Project Briefing

Lining avoids draining canal

British Waterways

Locaton: Monmouthshire & Brecon Canal

Technique: EcoCIPP lining

Main Contractor: OnSite Central

Sub-Contractor: Perco Engineering Services

The original canal engineers incorporated stone or brick-built culverts at points where the canal intersected natural streams. Some are now overgrown, leaking or have even collapsed. Making major repairs to these structures normally involves damming off and draining a section of the canal so that the bed can be excavated and the culvert opened up from above.

Culvert repairs on the Monmouthshire and Brecon canal are the responsibility of OnSite, as part of its cleaning contract for British Waterways. Onsite uses its own ‘Portadam’ equipment to limit the amount of canal drainage required but it is often very costly to get excavation plant to site, because of access difficulties in rural areas.

Perco convinced OnSite that the EcoCIPP system, with its strong GRP liner, could be used to line the culverts, without excavation, to provide both a leak-free watercourse and structural reinforcement to the stonework.
The diameters of the six stone culverts ranged from 600mm to 900mm. ‘Each one was an individual case,’ commented Brian Perkins, Civil Engineering Manager with OnSite: ‘Some were siphon culverts and some were blocked up and overgrown by trees.
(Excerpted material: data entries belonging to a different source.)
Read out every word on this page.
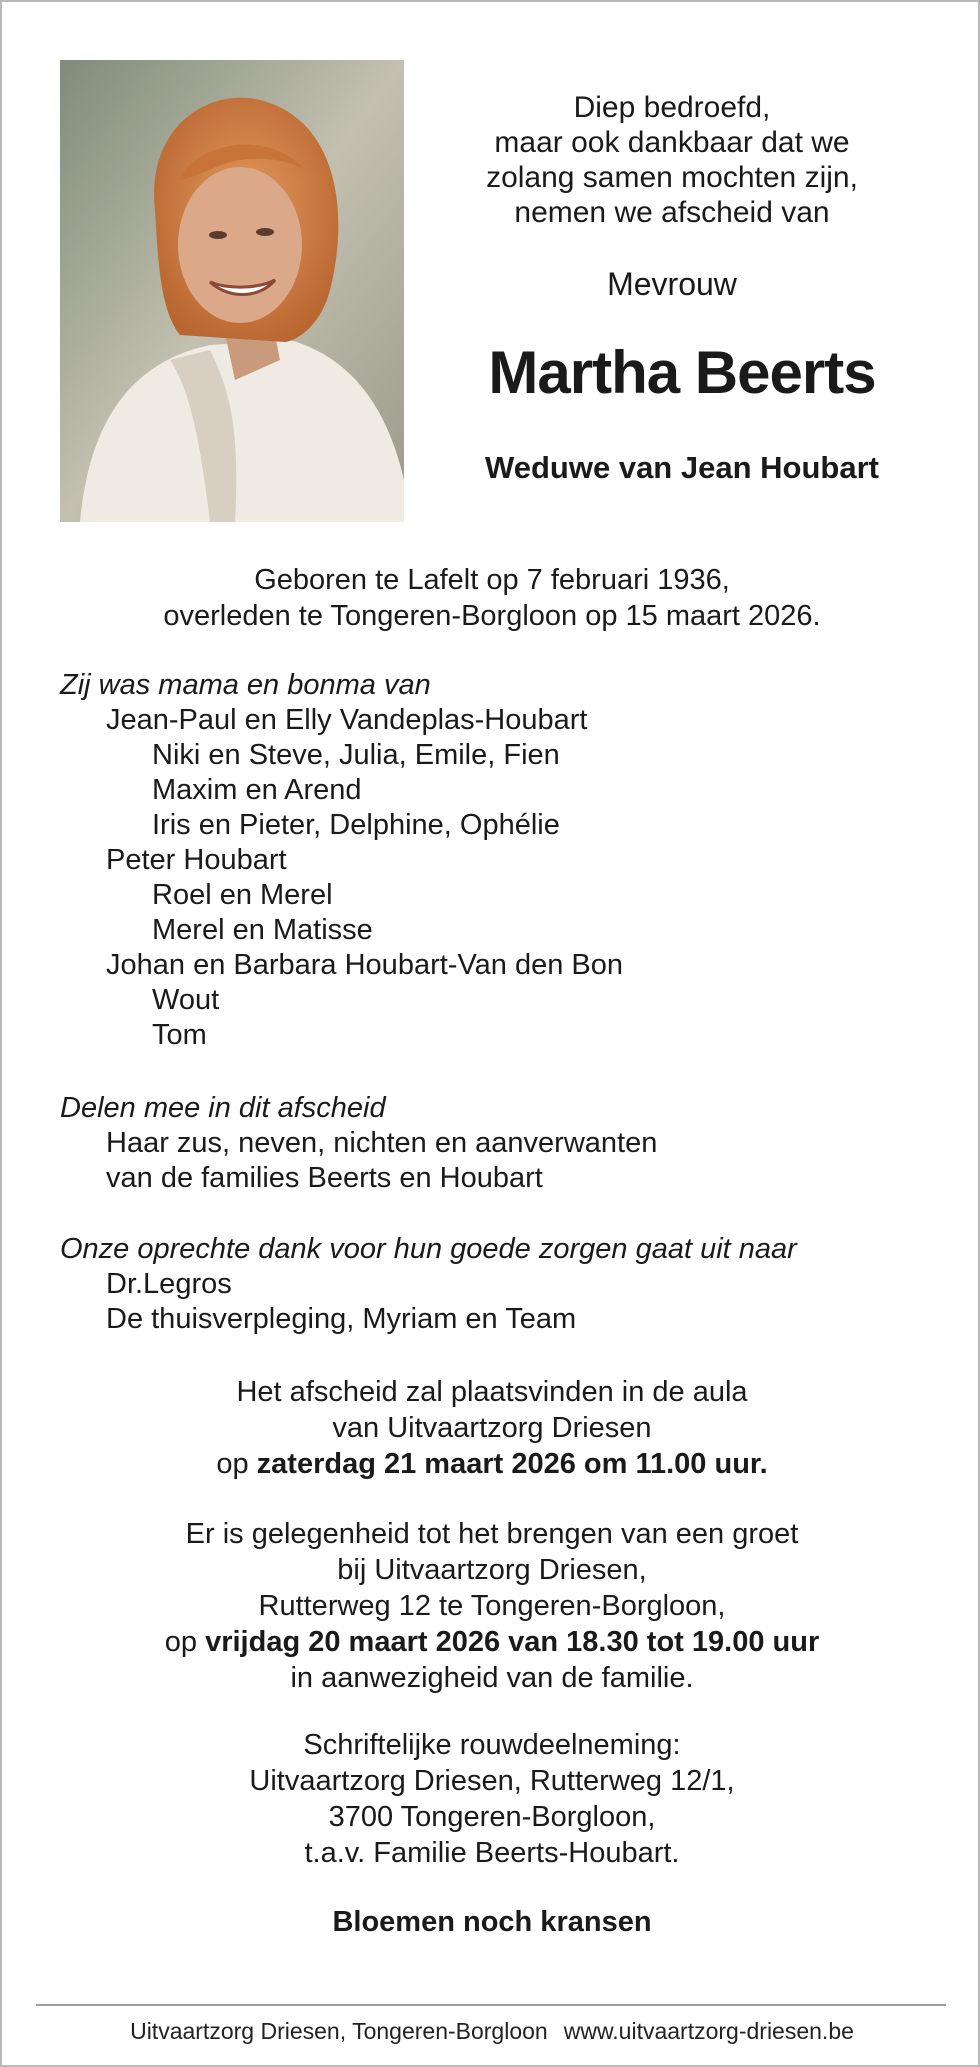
Diep bedroefd,
maar ook dankbaar dat we
zolang samen mochten zijn,
nemen we afscheid van
Mevrouw
Martha Beerts
Weduwe van Jean Houbart
Geboren te Lafelt op 7 februari 1936,
overleden te Tongeren-Borgloon op 15 maart 2026.
Zij was mama en bonma van
Jean-Paul en Elly Vandeplas-Houbart
Niki en Steve, Julia, Emile, Fien
Maxim en Arend
Iris en Pieter, Delphine, Ophélie
Peter Houbart
Roel en Merel
Merel en Matisse
Johan en Barbara Houbart-Van den Bon
Wout
Tom
Delen mee in dit afscheid
Haar zus, neven, nichten en aanverwanten
van de families Beerts en Houbart
Onze oprechte dank voor hun goede zorgen gaat uit naar
Dr.Legros
De thuisverpleging, Myriam en Team
Het afscheid zal plaatsvinden in de aula
van Uitvaartzorg Driesen
op zaterdag 21 maart 2026 om 11.00 uur.
Er is gelegenheid tot het brengen van een groet
bij Uitvaartzorg Driesen,
Rutterweg 12 te Tongeren-Borgloon,
op vrijdag 20 maart 2026 van 18.30 tot 19.00 uur
in aanwezigheid van de familie.
Schriftelijke rouwdeelneming:
Uitvaartzorg Driesen, Rutterweg 12/1,
3700 Tongeren-Borgloon,
t.a.v. Familie Beerts-Houbart.
Bloemen noch kransen
Uitvaartzorg Driesen, Tongeren-Borgloon www.uitvaartzorg-driesen.be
Others had become flattened in section, so that in a 900mm culvert, Perco used a 700mm circular liner and we put in a structural grout to each side. The flexibility of the EcoCIPP system gave us a number of options and the fact that it uses a UV-cured liner meant we did not need to get a boiler truck to each site.

‘Our usual procedure would be to dam off and drain a 25m to 30m section of the canal, dig out three or four metres, complete the work and then replace the puddling clay.’

With some head walls to dismantle and rebuild, along with camera inspection, jetting and vacuum clean-out required, the speed of the lining process was also a major asset to Onsite. The canal was only closed during October and November for the refurbishment work. The project was successfully completed in the allotted time, as part of a £9-10 million scheme by British Waterways to repair and upgrade 25km of the canal and to prevent flooding in the area around Abergavenny.